Every five years when renewing their credentials, California school employees will be required to read and sign a document that lays out the requirements for them to report suspicions of child abuse, if newly crafted state legislation is approved.
In addition, Assembly Bill2560, prompted by this newspaper's continued coverage of abuse reporting failures, would clean up language from the Commission on Teacher Credentialing, stressing that teachers must call either police or Child Protective Services when they suspect a child has been abused.
The bill, formally introduced in February by Assemblywoman Susan Bonilla, D-Concord, is the latest legislation aimed at improving school employee abuse reporting.
"It provides an ongoing refresher for those renewing their credentials," Bonilla said. "It also reinforces they can report to both law enforcement and child protective services."
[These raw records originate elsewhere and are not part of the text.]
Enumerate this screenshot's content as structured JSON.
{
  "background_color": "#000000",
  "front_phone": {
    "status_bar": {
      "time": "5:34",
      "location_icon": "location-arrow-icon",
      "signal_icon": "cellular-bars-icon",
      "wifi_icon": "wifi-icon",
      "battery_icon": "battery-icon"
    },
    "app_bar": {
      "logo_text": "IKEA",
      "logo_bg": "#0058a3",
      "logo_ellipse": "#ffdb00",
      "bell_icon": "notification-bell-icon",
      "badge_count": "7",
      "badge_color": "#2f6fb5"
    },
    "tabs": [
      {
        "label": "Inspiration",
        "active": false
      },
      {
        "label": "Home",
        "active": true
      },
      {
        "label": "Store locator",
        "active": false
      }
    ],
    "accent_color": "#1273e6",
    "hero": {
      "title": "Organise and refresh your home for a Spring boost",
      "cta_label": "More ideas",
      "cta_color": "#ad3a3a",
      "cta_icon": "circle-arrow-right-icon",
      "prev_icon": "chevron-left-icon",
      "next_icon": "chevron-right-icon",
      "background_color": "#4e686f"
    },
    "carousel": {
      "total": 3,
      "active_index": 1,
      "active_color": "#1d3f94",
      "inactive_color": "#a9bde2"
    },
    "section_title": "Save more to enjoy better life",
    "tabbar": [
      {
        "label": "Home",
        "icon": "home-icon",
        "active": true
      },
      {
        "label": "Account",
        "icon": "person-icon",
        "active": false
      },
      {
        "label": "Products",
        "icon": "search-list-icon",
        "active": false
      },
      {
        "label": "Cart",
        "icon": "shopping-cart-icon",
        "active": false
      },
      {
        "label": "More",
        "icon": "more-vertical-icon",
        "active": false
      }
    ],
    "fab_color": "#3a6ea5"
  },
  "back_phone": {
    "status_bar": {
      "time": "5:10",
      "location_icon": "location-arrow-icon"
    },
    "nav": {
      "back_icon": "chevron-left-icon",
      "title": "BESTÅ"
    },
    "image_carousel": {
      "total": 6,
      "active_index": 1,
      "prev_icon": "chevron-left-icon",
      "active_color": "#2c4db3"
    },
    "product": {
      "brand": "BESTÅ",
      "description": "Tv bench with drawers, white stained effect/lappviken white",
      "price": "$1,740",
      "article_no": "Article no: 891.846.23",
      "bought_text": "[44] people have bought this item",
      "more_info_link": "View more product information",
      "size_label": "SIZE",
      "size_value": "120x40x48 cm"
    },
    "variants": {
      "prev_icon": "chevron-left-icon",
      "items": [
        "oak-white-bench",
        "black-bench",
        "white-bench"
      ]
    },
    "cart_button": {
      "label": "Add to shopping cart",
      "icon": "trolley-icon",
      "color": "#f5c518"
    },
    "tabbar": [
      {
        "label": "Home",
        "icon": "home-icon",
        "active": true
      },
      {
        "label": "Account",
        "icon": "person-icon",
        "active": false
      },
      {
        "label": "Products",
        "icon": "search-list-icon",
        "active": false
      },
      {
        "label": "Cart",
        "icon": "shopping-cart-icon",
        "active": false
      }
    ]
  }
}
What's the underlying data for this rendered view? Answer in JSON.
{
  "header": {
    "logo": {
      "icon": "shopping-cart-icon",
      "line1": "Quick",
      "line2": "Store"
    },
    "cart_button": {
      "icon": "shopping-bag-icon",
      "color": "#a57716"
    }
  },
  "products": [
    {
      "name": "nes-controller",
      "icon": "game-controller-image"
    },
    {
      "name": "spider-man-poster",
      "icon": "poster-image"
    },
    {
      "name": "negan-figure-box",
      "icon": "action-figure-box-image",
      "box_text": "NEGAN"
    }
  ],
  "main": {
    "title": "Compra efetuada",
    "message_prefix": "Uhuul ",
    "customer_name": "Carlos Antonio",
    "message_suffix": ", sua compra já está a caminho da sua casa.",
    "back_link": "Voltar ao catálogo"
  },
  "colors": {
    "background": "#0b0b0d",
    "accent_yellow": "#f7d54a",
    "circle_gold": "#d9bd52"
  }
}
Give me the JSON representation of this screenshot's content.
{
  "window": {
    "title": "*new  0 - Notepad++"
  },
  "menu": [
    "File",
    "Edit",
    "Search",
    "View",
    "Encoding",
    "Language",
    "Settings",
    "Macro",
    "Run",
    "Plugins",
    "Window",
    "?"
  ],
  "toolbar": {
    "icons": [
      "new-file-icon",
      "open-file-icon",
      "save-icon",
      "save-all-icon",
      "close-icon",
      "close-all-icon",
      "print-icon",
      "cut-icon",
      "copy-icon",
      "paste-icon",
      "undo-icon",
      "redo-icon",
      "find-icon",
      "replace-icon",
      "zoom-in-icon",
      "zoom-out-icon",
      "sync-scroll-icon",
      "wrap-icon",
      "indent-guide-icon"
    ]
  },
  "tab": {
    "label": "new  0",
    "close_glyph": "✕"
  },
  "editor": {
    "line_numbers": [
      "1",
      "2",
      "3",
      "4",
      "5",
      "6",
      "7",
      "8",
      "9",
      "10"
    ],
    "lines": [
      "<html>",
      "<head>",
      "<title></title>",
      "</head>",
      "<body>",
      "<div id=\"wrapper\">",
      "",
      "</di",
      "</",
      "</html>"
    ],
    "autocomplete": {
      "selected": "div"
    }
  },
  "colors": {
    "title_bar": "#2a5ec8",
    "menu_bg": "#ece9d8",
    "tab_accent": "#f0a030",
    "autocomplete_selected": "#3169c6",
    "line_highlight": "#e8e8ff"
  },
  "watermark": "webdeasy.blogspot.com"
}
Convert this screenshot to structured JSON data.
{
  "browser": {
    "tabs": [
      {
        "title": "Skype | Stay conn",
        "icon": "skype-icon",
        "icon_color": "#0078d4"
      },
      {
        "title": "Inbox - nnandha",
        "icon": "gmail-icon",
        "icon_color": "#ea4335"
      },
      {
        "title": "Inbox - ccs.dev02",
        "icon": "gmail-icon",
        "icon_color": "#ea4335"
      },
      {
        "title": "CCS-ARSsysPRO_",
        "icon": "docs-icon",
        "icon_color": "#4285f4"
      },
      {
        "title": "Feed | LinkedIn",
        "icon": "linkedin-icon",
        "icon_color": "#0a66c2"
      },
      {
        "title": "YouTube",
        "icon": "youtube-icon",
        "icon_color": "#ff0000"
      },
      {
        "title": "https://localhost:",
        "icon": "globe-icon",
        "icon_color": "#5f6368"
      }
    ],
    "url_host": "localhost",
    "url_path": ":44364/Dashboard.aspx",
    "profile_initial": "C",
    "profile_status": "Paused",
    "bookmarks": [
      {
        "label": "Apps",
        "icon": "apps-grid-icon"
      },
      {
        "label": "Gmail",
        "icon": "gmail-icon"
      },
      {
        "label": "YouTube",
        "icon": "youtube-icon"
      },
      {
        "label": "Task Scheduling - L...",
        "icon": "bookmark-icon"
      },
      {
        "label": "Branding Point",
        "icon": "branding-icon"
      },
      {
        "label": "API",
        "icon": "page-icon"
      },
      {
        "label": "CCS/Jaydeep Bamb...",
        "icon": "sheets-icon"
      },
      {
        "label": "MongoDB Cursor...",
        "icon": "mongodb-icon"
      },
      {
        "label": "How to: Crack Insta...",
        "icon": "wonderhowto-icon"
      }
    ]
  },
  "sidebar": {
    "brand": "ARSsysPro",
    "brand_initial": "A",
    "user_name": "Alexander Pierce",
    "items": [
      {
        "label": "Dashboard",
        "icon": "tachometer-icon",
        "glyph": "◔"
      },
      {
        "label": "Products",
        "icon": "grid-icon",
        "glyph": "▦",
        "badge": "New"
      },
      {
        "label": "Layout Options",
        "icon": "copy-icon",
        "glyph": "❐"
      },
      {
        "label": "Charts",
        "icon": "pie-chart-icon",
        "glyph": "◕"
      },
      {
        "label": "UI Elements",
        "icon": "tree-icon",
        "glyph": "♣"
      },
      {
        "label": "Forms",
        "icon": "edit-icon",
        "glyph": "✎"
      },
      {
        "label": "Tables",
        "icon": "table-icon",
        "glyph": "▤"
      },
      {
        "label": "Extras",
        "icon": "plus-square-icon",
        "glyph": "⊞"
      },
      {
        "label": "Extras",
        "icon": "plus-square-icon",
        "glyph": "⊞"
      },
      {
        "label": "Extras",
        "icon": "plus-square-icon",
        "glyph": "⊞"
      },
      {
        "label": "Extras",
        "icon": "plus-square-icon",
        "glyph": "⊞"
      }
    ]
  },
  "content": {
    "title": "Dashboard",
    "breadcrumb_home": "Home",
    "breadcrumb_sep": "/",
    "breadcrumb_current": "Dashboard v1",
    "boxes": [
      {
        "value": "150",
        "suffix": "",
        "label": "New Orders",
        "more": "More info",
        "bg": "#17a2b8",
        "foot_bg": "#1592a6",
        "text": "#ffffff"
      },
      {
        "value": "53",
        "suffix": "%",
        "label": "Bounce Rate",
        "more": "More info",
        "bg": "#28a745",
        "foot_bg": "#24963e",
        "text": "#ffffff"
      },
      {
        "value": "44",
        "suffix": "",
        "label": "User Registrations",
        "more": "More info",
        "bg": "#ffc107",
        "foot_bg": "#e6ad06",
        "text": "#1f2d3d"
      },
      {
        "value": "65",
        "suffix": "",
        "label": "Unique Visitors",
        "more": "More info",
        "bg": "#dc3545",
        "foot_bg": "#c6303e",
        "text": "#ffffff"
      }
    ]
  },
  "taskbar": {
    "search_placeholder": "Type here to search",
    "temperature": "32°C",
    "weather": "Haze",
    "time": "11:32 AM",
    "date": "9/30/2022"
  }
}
Currently, teachers and other credentialed employees receive an email from the state credentialing agency confirming that they are "mandated reporters," and required by law to report suspicions to a "Child Protective Agency immediately."
Bonilla, a former high school English teacher who renewed her credential in 2012, said that language is confusing.
Her proposed language would specify that employees can report to either their local police agency or to Child Protective Services. The statement would spell out the responsibilities per the penal code, including that failure to report is a misdemeanor, and require an electronic signature by the applicant.
"It makes me very, very angry to know there are people exploiting children," Bonilla said. "And it's so unfair to the many very dedicated teachers who are then associated with the actions of those who are doing the exploiting."
Bonilla referenced the ongoing Mt. Diablo school district scandal as an impetus for the bill. This newspaper has reported how administrators failed to report to police a 2006 internal report that concluded "potential child abuse" by teacher Joseph Martin. The elementary school teacher was later charged with 150 child molestation counts involving 14 students.
The bill will not require the signature of an applicant seeking his or her first credential, only five-year renewals. The assemblywoman left that out because she said those applicants already must read and sign a similar form when they are hired at a district.
Bonilla also wanted to keep costs at a minimum and avoid duplicating other pending legislation, including AB1432, which requires annual child abuse reporting training for school employees, which Bonilla co-authored.
AB135, authored by Joan Buchanan, D-Alamo, would require school district boards, county offices of education and charter school administrators to create a specific policy on child abuse reporting, as well as hold an all-employees meeting within the first six weeks of the school year to review the law.
Bonilla hopes to continue working with state officials to create uniformity among colleges that offer credential programs and provide a standard child abuse reporting lesson plan.
AB2560 will be heard in the Assembly Education Committee on April 9 at 1:30 p.m. in Sacramento.